Читаем Berlin Requiem полностью

Furtwängler s’arrête un instant, regrette presque ce train qui va trop vite, comme toute sa vie d’artiste. Il aurait aimé gagner un tel paysage à pied, comme autrefois, dans sa jeunesse vagabonde. Marcher de longues heures sur la peau du monde pour le sentir vibrer de son entier, mais il n’en a plus la force. Le soleil le réconforte et l’inonde. Il ferme les yeux et songe à cette Walkyrie qu’il vient d’enregistrer avec le Philharmonique de Vienne. La chevauchée des vierges guerrières, filles de Wotan, dieu des dieux, au son d’une fanfare embrasée. Pas vraiment la pièce de Wagner que le chef préfère. Il a mis du temps à aimer le maître de Bayreuth, à le comprendre au-delà de sa puissance grandiloquente. Sa vérité se dissimule sans doute dans ce paysage qui se perd dans l’infini des montagnes et qui l’a inspiré. Le maestro voudrait atteindre cette vérité qu’aucun mot ne sait dire. Il n’y parviendra jamais. Il a grimpé ici pour renouer les liens de toute sa vie, ces attaches brisées par les guerres et les apocalypses. Quelque part, derrière ses monts blanchis, se trouve son pays, sa terre natale. Sa ville, Berlin, le 25 de Maassenstrasse où il est né, avant que le siècle ne bascule et ne la réduise en cendres.

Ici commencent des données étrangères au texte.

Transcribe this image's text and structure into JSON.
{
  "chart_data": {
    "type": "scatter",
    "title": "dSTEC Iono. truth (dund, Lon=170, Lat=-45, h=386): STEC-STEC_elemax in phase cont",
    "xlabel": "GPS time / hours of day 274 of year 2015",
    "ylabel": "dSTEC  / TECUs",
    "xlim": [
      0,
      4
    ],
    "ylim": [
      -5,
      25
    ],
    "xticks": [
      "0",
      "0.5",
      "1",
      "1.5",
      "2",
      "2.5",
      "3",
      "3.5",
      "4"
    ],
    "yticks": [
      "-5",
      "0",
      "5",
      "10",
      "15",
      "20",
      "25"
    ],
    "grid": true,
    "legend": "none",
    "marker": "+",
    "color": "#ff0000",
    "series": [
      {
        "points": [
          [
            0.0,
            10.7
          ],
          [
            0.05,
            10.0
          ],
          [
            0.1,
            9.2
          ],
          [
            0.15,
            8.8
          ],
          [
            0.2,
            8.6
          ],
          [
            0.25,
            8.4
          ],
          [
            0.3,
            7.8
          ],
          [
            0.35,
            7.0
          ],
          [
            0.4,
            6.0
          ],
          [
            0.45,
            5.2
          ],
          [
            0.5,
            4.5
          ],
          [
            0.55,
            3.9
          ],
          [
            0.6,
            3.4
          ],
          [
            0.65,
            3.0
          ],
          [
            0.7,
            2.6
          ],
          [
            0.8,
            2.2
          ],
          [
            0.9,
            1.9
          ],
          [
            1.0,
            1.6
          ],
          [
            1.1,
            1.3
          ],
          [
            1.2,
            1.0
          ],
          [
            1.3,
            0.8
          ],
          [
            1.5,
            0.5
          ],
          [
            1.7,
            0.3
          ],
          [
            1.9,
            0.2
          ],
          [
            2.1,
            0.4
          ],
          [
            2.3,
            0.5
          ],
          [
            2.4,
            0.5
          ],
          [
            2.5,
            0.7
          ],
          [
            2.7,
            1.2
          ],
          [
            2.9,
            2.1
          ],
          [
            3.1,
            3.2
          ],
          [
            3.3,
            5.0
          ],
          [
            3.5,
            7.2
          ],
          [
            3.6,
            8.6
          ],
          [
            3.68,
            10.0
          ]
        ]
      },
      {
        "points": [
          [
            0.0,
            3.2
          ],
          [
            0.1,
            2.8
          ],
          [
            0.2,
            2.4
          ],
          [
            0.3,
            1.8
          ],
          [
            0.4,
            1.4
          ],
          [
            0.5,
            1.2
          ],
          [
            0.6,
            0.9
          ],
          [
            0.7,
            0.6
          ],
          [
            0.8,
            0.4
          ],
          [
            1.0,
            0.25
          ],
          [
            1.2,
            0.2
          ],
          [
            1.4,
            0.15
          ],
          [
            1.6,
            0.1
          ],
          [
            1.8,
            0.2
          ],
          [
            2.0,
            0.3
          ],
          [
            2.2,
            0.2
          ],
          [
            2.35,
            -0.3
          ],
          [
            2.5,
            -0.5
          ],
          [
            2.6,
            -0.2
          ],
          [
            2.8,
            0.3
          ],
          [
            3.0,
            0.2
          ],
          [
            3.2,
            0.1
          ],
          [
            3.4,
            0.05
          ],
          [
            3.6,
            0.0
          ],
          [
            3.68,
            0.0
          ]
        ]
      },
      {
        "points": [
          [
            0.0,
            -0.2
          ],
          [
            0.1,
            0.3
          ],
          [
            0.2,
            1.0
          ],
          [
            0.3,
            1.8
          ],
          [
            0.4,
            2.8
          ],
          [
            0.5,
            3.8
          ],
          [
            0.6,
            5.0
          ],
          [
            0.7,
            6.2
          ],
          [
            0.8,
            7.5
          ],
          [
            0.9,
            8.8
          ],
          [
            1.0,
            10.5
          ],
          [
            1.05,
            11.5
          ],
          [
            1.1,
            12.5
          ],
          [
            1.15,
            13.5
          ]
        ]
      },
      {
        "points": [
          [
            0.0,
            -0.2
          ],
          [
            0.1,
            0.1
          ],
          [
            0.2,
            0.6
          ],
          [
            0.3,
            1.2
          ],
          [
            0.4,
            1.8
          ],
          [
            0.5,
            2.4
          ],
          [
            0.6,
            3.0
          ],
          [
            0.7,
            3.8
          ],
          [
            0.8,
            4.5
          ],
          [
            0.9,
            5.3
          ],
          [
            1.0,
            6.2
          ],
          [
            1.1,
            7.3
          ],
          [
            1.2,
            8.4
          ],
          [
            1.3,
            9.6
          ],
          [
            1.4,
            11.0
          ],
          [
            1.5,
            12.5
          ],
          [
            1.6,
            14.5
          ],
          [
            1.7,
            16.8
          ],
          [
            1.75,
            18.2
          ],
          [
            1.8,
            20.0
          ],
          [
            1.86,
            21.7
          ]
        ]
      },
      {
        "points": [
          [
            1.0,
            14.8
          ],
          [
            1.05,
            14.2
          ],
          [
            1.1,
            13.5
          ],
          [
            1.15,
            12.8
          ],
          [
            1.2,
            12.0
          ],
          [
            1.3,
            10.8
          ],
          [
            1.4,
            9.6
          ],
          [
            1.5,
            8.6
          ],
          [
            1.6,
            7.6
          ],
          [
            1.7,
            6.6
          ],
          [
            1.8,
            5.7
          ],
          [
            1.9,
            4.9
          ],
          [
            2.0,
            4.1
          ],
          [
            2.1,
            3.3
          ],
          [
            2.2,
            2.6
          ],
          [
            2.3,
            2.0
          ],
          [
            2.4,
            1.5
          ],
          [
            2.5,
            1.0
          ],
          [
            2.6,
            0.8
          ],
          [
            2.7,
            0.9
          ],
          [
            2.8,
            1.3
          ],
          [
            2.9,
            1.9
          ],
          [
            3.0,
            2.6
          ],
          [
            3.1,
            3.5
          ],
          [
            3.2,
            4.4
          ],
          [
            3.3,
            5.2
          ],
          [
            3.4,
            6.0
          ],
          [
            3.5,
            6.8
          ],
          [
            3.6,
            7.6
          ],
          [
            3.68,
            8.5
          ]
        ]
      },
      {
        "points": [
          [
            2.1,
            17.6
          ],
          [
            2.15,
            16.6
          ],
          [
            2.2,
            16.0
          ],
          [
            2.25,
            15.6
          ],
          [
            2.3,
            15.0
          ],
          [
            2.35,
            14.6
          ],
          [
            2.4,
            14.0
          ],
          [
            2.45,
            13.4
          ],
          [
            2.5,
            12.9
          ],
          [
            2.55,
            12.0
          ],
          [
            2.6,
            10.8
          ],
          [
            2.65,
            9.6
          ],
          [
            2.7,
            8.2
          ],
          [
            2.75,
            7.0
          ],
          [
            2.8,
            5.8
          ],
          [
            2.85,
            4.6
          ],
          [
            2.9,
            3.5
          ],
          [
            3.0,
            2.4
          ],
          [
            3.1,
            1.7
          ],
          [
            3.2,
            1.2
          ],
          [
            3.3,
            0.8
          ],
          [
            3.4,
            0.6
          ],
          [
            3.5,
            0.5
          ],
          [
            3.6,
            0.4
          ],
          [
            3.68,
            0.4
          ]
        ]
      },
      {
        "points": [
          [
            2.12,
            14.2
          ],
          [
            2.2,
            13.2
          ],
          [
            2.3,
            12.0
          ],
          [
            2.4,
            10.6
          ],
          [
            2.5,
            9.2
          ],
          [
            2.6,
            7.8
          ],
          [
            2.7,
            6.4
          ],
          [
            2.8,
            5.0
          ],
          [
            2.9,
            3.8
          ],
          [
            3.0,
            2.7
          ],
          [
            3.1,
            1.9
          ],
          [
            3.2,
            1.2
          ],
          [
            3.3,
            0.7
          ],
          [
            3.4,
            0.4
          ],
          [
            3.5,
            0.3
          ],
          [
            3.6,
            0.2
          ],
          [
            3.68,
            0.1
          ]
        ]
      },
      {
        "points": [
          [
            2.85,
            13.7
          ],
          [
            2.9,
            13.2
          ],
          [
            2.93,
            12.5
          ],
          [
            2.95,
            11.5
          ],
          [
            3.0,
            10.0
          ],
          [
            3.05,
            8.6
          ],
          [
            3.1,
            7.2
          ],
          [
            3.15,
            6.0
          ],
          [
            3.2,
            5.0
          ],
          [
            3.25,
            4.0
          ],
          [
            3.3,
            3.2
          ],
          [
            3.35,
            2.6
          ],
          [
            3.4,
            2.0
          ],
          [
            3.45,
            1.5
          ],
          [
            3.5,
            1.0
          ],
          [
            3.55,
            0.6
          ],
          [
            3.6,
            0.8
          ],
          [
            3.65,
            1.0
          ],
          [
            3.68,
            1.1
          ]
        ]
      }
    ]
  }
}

Furtwängler marche sur l’étroit sentier qui s’élève au-dessus de la gare. Des marmottes qui hésitent encore à hiberner lancent des cris d’alerte en le voyant cheminer. Une grande croix de bois noircie par le soleil et le gel est plantée au sommet des rochers, terminus aérien qui surplombe l’univers minuscule des vivants.

Furtwängler avance sur une plaque de neige qui crisse sous ses pas. Les hommes de la compagnie ferroviaire ont tracé un chemin pour les derniers touristes. L’hiver fermera cette trace vers les nuées. Quand il parvient au sommet, essoufflé, le regard brûlé de lumière pure, un souffle puissant et lugubre remonte le long de la face de la montagne. Un instant, il croit perdre l’équilibre et basculer dans le vide. Il s’assoit un moment au pied de la croix, comme un pénitent qui vient au pardon des puissances célestes. Des choucas noirs, aux becs jaunes et voraces, cherchent dans les forces invisibles de l’air le courant qui les portera plus loin. Ils ont des battements d’ailes subits avant de planer en jetant des cris hostiles.

Les anciens croyaient aux signes que dessinent les oiseaux dans leur vol imprévisible. Le chef les suit des yeux un long moment. Une musique lente les enveloppe, comme les violons qui meurent doucement à la fin de Tristan et annoncent la mort de toute chose.

Il quitte le promontoire et marche jusqu’à une cabane de berger, à l’abri du vent. Les grosses pierres plates et noires qui formaient le toit se sont effondrées. Les murs fendus laissent voir le jour. Il touche les pierres grises pour ressentir l’épaisseur du temps qui les a usées. Le sable et la terre qui les cimentaient partent en poussière. Dans peu de temps, elles s’écrouleront et disparaîtront dans les reliefs de l’alpage. Tout n’est finalement que ruines, un jour ou l’autre.


Dans la nuit, Furtwängler crache du sang. Un caillot est sorti. Puis un autre. Il est réveillé, seul.

— Je ne suis pas si vieux, pourtant. Mais j’ai vécu mille vies.

Un frisson le parcourt. Il passe une robe de chambre de velours sombre. Le salon est froid, comme l’était la salle du Berliner pendant la guerre, quand les haleines partaient en fumée. Les musiciens jouaient faux parfois, à cause de cette maudite froidure qui durcissait les doigts et bricolait les cordes.

Pendant son absence, il a reçu les copies des épreuves de son enregistrement de Fidelio. Satisfaisant. Il pense qu’on aurait pu mieux faire, mais c’est là le secret de toute une vie d’artiste, tendre sans cesse vers l’inatteignable. La perfection, il faut s’en méfier, on n’en revient pas.

Il a toujours pensé que la véritable démarche professionnelle du chef d’orchestre est similaire à celle du médecin ou du prêtre, elle ne réside pas dans la recherche de la perfection des gestes à accomplir mais dans l’attitude spirituelle.